Page144 elle avoue, "avoir reconnu son sourire à partir de photos présentées à la TV", puis au policier Rory, qui lui demande, "avez-vous vu cet homme ?" Là elle répond page 228, "Je n'ai pas la télévision". "Quelqu'un de solitaire comme vous l'êtes"?, "Je considère votre question comme offensante, en ce cas faites votre travail, c'est votre boulot de le trouver".


La qualité romanesque proposée tient beaucoup à l'espièglerie de Josie, à son indépendance intellectuelle, à son esprit caustique qui ne fera que croître à mesure que les événements deviennent plus tragiques ou plus sombres, comme si les problèmes de Mc Greevy, étaient sollicités pour mieux rendre le personnage de Josie, pour mieux la comprendre de l'intérieur, tel un tableau en négatif de la narratrice Edna O'Brien.

Il est aussi un domaine inattendu ou l'on va pouvoir déguster la prose de la romancière, et son féminisme qui s'exprime dans les relations amoureuses, avec une inventivité, une drôlerie à laquelle je ne m'attendais pas.
Notons ces trois sorties,
"Il haïssait la façon qu'elle avait au lit de s'encamisoler dans sa chemise de nuit, telle une momie amidonnée."
"Elle ne veut pas que ce soit gaspillé, sur l'herbe, elle en veut, ça en elle, être embrasée."
"Les femmes elles ne sont jamais contentes, on leur cède et la vie devient un enfer, on ne leur cède pas, et c'est encore l'enfer..."


Toute l'originalité du récit est de faire basculer la tension, de Franck Mac Greevy , vers cette femme, qui voit sa vie basculer, de la sérénité douce d'une femme isolée, à la responsabilité, qu'elle va progressivement assumer, jusqu'à s'affirmer devant les policiers qui l'interrogent.


Josie est prise par ce dilemme, dénoncer et le protéger car il finira en prison, ou tenir bon, et trouver les moyens pour aider le fugitif, malgré les soupçons qui se dirigent vers cette maison isolée vers son splendide isolement. Car c'est tout le contraire qui se fait dans sa tête, de la compréhension de l'homme elle ira, en effaçant un passé dans lequel elle n'a pas pu s'épanouir, vers un destin indéchiffrable..

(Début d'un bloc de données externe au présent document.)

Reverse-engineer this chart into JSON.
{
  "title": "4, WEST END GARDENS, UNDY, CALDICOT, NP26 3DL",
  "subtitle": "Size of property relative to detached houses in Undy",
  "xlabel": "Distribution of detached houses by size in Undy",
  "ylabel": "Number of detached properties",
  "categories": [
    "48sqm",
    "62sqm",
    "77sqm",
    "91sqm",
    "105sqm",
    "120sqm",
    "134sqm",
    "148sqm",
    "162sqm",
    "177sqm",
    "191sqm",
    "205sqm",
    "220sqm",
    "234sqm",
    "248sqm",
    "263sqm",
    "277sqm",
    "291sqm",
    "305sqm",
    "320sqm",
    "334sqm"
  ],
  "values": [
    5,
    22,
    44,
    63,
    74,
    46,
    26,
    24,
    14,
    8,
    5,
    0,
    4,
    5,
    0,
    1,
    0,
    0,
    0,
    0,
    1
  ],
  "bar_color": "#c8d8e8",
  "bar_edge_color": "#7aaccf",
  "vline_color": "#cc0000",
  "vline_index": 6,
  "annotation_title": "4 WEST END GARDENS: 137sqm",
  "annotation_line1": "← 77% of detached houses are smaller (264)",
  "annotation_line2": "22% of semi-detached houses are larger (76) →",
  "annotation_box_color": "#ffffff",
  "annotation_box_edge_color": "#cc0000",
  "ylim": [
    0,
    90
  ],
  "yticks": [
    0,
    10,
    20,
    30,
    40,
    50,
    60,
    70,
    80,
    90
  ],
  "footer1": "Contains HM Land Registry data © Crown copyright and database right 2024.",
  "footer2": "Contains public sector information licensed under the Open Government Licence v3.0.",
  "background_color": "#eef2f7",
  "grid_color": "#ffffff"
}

Face à cet homme taillé dans une seule pièce, convaincu de se battre pour la bonne cause, une conviction que rien ne peut entraver, Joséphine montre une personnalité bien plus complexe, plus attachante sans doute, prête à la compassion, prête à comprendre, ce qui pour elle, est totalement incompréhensible.
Edna O'Brien dans ce face-à-face obsédant réussi à nous faire vibrer, et ressentir combien le drame irlandais, contient de pièges pour lesquelles les femmes n'étaient pas du tout équipées, pour surmonter tant d'épreuves.